The quality assurance professional, identified only as Zhou, was demoted and forced to take a 40 per cent pay cut after his work at the company in the eastern city of Hangzhou was replaced by AI. When Zhou refused to accept the demotion, he was fired.
The company said that it was undergoing organisational restructuring, which reduced staffing needs, and offered Zhou, who had joined the company in 2022, about £33,500 in severance.
He refused to take the deal and went to an arbitration panel, which ruled his dismissal “unlawful” and backed his claim for higher compensation.
The unnamed company went to a district court but lost. It then appealed to the Hangzhou Intermediate People’s Court, which again ruled in Zhou’s favour.
The court said companies could not terminate employees just to replace them with AI systems.
“The termination grounds cited by the company didn’t fall under negative circumstances such as business downsizing or operational difficulties nor did they meet the legal condition that made it ‘impossible to continue the employment contract,’” it said.
It also said that companies could not unilaterally lay off staff or reduce salaries due to technological progress.

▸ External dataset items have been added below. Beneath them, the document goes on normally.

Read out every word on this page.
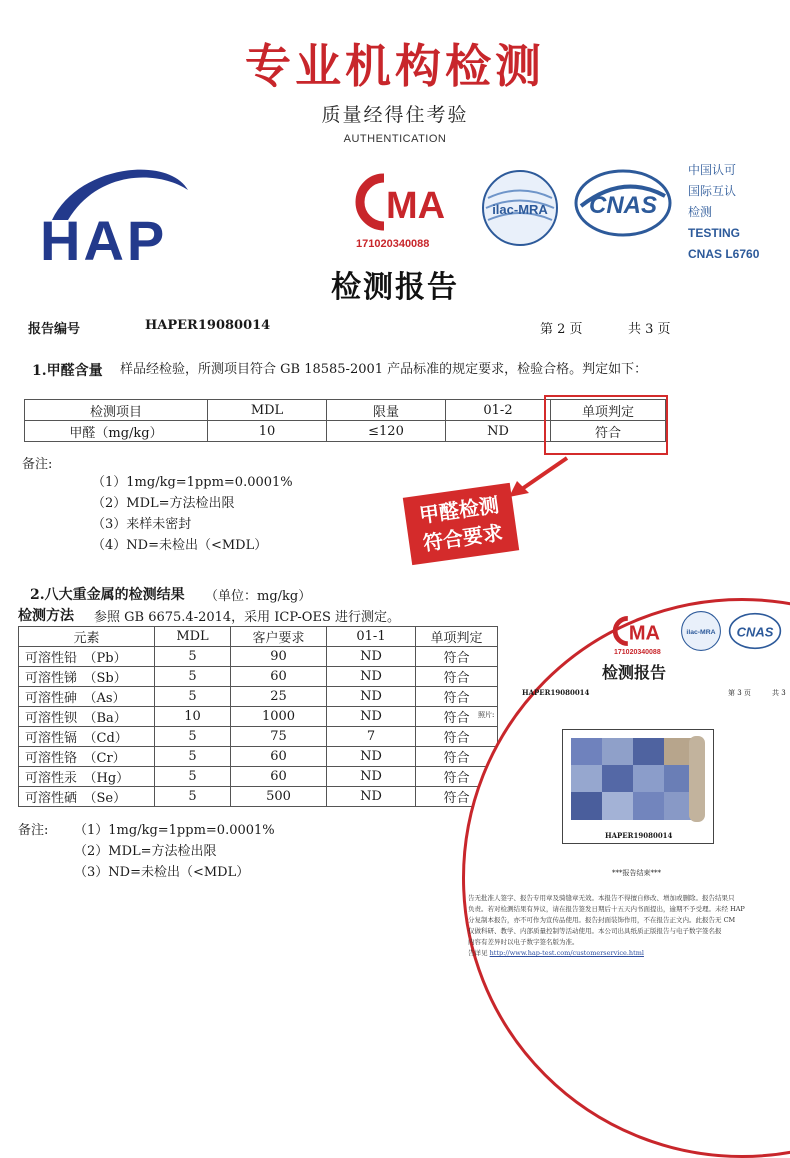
专业机构检测
质量经得住考验
AUTHENTICATION
HAP
MA
171020340088
ilac-MRA CNAS
中国认可
国际互认
检测
TESTING
CNAS L6760
检测报告
报告编号	HAPER19080014	第 2 页	共 3 页
1.甲醛含量 样品经检验，所测项目符合 GB 18585-2001 产品标准的规定要求，检验合格。判定如下：
检测项目	MDL	限量	01-2	单项判定
甲醛（mg/kg）	10	≤120	ND	符合
备注:
（1）1mg/kg=1ppm=0.0001%
（2）MDL=方法检出限
（3）来样未密封
（4）ND=未检出（<MDL）
甲醛检测
符合要求
2.八大重金属的检测结果 （单位：mg/kg）
检测方法 参照 GB 6675.4-2014，采用 ICP-OES 进行测定。
元素	MDL	客户要求	01-1	单项判定
可溶性铅　（Pb）	5	90	ND	符合
可溶性锑　（Sb）	5	60	ND	符合
可溶性砷　（As）	5	25	ND	符合
可溶性钡　（Ba）	10	1000	ND	符合
可溶性镉　（Cd）	5	75	7	符合
可溶性铬　（Cr）	5	60	ND	符合
可溶性汞　（Hg）	5	60	ND	符合
可溶性硒　（Se）	5	500	ND	符合
备注: （1）1mg/kg=1ppm=0.0001%
（2）MDL=方法检出限
（3）ND=未检出（<MDL）
MA
171020340088
ilac-MRA CNAS
检测报告
HAPER19080014	第 3 页	共 3
照片:
HAPER19080014
***报告结束***
告无批准人签字、报告专用章及骑缝章无效。本报告不得擅自修改、增加或删除。报告结果只
负责。若对检测结果有异议，请在报告签发日期后十五天内书面提出，逾期不予受理。未经 HAP
分复制本报告，亦不可作为宣传品使用。报告封面装饰作用，不在报告正文内。此报告无 CM
仅做科研、教学、内部质量控制等活动使用。本公司出具纸质正版报告与电子数字签名报
内容有差异时以电子数字签名版为准。
告详见 http://www.hap-test.com/customerservice.html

The ruling comes at a time when tech workers across the world are under pressure due to companies racing to implement cheaper AI systems. More than 78,000 tech jobs have been lost worldwide so far this year, with nearly half attributed to AI.

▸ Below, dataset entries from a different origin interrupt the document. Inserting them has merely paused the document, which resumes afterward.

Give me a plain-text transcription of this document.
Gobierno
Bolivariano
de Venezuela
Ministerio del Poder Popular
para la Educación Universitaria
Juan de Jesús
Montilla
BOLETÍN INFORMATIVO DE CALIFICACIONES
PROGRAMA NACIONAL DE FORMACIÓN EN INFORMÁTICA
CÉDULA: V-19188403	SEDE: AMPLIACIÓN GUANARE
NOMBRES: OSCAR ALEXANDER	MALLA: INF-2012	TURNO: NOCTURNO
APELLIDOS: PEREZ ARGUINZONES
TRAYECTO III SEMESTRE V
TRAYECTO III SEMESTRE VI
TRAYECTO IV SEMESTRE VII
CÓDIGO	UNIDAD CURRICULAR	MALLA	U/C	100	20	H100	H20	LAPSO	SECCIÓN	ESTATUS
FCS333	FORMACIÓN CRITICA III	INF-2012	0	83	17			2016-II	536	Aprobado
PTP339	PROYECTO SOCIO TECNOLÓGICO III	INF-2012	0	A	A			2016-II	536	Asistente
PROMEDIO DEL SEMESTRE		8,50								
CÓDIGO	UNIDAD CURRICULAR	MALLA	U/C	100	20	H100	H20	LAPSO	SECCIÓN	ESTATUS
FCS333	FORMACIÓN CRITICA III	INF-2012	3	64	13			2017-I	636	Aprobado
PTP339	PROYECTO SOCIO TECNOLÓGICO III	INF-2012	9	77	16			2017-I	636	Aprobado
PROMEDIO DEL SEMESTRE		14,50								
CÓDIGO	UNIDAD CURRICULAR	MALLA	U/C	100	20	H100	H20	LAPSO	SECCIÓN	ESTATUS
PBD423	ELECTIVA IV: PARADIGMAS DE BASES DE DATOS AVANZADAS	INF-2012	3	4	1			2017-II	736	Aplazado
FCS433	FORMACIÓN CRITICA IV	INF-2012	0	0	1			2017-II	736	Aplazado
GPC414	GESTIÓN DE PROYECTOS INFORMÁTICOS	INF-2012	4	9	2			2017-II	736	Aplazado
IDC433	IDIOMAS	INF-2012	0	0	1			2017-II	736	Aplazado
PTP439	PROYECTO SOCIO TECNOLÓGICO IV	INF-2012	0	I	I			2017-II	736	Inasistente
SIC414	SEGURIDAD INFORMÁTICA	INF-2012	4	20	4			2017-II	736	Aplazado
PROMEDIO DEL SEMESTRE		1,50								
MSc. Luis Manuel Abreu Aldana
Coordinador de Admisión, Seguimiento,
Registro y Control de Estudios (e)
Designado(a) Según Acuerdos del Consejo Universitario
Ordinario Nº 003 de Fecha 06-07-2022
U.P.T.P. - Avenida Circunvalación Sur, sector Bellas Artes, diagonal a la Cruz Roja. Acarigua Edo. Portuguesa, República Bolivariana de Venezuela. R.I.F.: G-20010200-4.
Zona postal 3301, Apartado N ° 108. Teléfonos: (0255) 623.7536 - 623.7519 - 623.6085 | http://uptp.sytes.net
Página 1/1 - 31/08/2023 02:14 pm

Chinese companies have been racing to implement AI systems as part of a national push to dominate the new technology. At the same time, government planners have signalled a willingness to prioritise labour market stability as the country grapples with a slowing economy and high youth unemployment, with 17 per cent of people aged 16 to 24 out of work, according to the latest data.
Chinese state media welcomed the latest ruling, saying it sends a “reassuring message to labour rights protection efforts in the age of automation”.

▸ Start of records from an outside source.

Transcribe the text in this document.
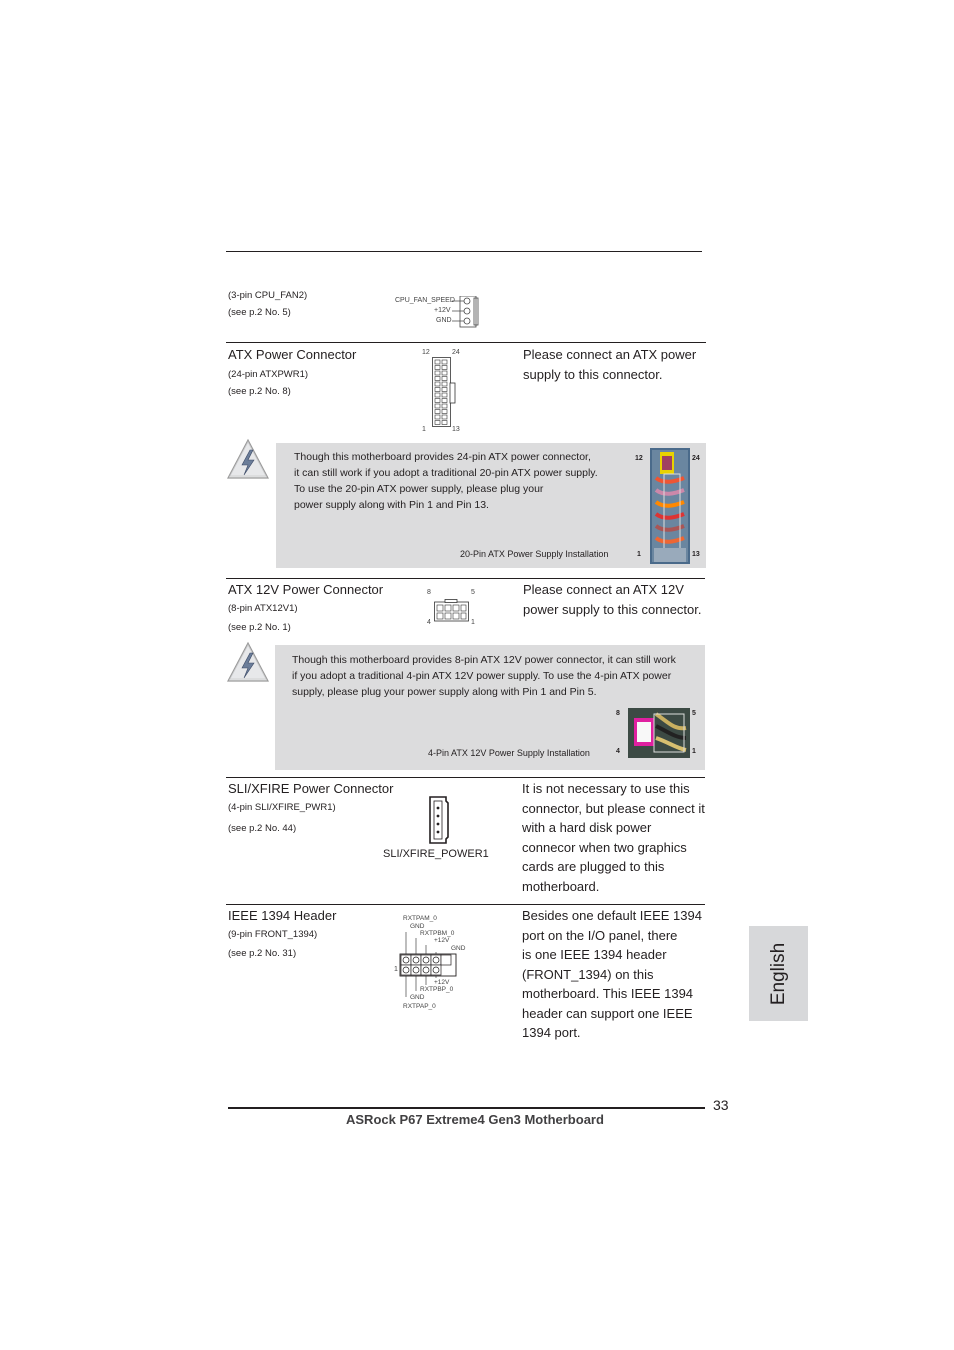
(3-pin CPU_FAN2)
(see p.2 No. 5)
CPU_FAN_SPEED
+12V
GND
ATX Power Connector
(24-pin ATXPWR1)
(see p.2 No. 8)
Please connect an ATX power
supply to this connector.
12	24
1	13
Though this motherboard provides 24-pin ATX power connector,
it can still work if you adopt a traditional 20-pin ATX power supply.
To use the 20-pin ATX power supply, please plug your
power supply along with Pin 1 and Pin 13.
20-Pin ATX Power Supply Installation
12	24
1	13
ATX 12V Power Connector
(8-pin ATX12V1)
(see p.2 No. 1)
Please connect an ATX 12V
power supply to this connector.
8	5
4	1
Though this motherboard provides 8-pin ATX 12V power connector, it can still work
if you adopt a traditional 4-pin ATX 12V power supply. To use the 4-pin ATX power
supply, please plug your power supply along with Pin 1 and Pin 5.
4-Pin ATX 12V Power Supply Installation
8	5
4	1
SLI/XFIRE Power Connector
(4-pin SLI/XFIRE_PWR1)
(see p.2 No. 44)
SLI/XFIRE_POWER1
It is not necessary to use this
connector, but please connect it
with a hard disk power
connecor when two graphics
cards are plugged to this
motherboard.
IEEE 1394 Header
(9-pin FRONT_1394)
(see p.2 No. 31)
RXTPAM_0
GND
RXTPBM_0
+12V
GND
1
+12V
RXTPBP_0
GND
RXTPAP_0
Besides one default IEEE 1394
port on the I/O panel, there
is one IEEE 1394 header
(FRONT_1394) on this
motherboard. This IEEE 1394
header can support one IEEE
1394 port.
English
33
ASRock P67 Extreme4 Gen3 Motherboard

Wang Xuyang, a Zhejiang-based lawyer not involved in the Hangzhou case, told Xinhua news agency that the adoption of AI didn’t automatically give companies grounds to terminate labour contracts in order to reduce costs.
The ruling comes on the heels of a legal precedent set in another case involving a mapping company replacing a long-serving manual data collector with an AI-powered system.
The company argued the shift from the manual data collector to an automated tool amounted to a “material change in objective circumstances” under Chinese labour law, a legal standard that could justify terminating an employment contract.
However, an arbitration committee and courts rejected that argument, ruling that even though the company was entitled to incorporate AI into its business model, this did not constitute a “significant change in objective circumstances” to justify terminating an employment contract.
“While enjoying the benefits of technology, employers should simultaneously assume corresponding social responsibilities,” the committee said.